Editorial from the April 1994 issue of the Socialist Standard
The Socialist Party has always strongly supported struggle against class and racial oppression in South Africa. We welcome the trend towards democratization of the political process in that country. It is an important step on the road towards genuine liberation for the great majority.
At the same time, however, we are all too aware of the risk of political complacency, born of euphoria. More than ever, now is the time for questioning, for a frank and honest debate about the future. The cultivation of illusions today will sow the seeds of disillusionment tomorrow. In a country where racism and reaction are still in the wings, the abolition of apartheid notwithstanding, this is a risk fraught with danger.
So there is nothing to be lost by constructive and tolerant criticism, and much to be gained. Mistakes made now could prove difficult, if not impossible, to undo later.
There are still some on the left in South Africa who cling to the illusions of a now discredited Leninist ideology. At the time of the 1917 Bolshevik Revolution, the Socialist Party stood virtually alone in declaring its opposition to the Bolsheviks on genuinely Marxist grounds.
We predicted then that that revolution would usher in, not socialist emancipation, but the brutal dictatorship of a state-run capitalism. Though scorned at the time for sticking to our principles, rather than courting popularity for its own sake, events since have thoroughly vindicated what we said then.
On the other hand, the collapse of the state-capitalist model of economic development has prompted many in the liberation movement to openly embrace the market. But the politics of so-called "economic realism" are similarly doomed to failure.
Attempts to "woo big business", to make common cause between the interests of capital and those of labour are bound to founder on the reality of class struggle. This should be particularly obvious in a country like South Africa.
The legacy of massive structural inequality cannot begin to be tackled through the market mechanism which works to concentrate wealth in fewer hands, be these black or white. Between the hammer of the state and the anvil of the market, the working class will continue to suffer rampant exploitation and grinding poverty.

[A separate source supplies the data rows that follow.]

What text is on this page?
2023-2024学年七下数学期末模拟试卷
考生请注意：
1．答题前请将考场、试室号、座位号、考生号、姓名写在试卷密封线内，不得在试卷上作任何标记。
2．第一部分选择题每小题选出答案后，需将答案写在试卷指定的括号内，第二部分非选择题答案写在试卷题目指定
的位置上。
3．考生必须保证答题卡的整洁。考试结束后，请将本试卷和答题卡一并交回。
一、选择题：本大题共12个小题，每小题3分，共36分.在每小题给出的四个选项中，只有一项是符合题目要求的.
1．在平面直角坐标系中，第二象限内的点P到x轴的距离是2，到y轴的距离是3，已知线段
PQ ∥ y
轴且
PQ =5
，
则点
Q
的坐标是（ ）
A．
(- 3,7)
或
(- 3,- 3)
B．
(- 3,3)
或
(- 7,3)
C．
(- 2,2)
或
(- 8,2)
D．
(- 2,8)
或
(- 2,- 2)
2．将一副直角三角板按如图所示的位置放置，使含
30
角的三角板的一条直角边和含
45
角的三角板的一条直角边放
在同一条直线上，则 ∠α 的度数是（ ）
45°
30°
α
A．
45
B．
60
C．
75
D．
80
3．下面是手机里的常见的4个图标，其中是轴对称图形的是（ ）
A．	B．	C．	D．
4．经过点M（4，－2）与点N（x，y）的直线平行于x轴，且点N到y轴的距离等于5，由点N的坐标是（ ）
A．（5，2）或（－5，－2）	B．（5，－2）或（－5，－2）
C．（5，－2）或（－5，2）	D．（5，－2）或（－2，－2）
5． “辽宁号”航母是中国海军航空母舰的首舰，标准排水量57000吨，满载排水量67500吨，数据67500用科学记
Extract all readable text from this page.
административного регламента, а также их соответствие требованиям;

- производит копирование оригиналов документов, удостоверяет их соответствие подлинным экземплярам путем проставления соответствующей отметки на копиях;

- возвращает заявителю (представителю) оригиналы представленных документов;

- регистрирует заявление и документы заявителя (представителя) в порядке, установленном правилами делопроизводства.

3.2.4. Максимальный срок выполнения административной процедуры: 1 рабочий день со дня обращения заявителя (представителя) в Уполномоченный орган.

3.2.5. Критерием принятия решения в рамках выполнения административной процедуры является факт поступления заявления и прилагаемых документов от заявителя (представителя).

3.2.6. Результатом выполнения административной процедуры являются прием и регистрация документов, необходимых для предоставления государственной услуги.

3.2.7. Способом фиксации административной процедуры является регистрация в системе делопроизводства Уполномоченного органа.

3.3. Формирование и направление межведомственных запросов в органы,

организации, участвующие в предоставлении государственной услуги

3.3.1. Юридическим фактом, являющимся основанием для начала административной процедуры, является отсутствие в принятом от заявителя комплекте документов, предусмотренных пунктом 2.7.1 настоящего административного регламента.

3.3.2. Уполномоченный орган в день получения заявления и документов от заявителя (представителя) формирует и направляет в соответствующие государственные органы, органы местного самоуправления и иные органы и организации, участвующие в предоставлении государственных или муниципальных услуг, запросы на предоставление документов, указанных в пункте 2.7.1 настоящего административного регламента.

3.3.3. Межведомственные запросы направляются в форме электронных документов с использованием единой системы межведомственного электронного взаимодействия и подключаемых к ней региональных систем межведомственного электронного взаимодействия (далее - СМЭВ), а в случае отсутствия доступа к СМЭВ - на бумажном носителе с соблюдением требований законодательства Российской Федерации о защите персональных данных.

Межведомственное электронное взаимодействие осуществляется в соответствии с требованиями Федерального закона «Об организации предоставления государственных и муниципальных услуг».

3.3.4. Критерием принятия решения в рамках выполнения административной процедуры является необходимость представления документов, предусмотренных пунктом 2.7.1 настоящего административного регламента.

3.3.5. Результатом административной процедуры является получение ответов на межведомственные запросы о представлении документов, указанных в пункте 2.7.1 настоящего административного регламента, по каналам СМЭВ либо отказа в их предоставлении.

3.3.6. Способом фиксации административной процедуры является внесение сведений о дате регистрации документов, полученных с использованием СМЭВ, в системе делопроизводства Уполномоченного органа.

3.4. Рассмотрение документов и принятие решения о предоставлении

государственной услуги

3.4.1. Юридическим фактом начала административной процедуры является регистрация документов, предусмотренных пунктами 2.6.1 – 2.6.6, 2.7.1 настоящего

It does not have to be like this. There is an alternative which, in fact, has far more in common with the best traditions of African communalism, and which looks beyond the state or the market for the real emancipation of the great majority.
There can be no national solution to the struggles of workers in South Africa because capitalism is itself international. Their struggles are closely linked to the struggles of workers here in Britain and elsewhere; our fate is bound up with theirs.
The Socialist Party therefore urges our fellow workers in South Africa to seriously consider the socialist alternative.
What we seek cannot be brought about by putting our trust in leaders, however enlightened; it must arise from the self-organization of ordinary people, conscious of that alternative, and determined to make it a reality. Together, we can make it a reality. In so doing, we will have nothing to lose but our chains; we have a world to win.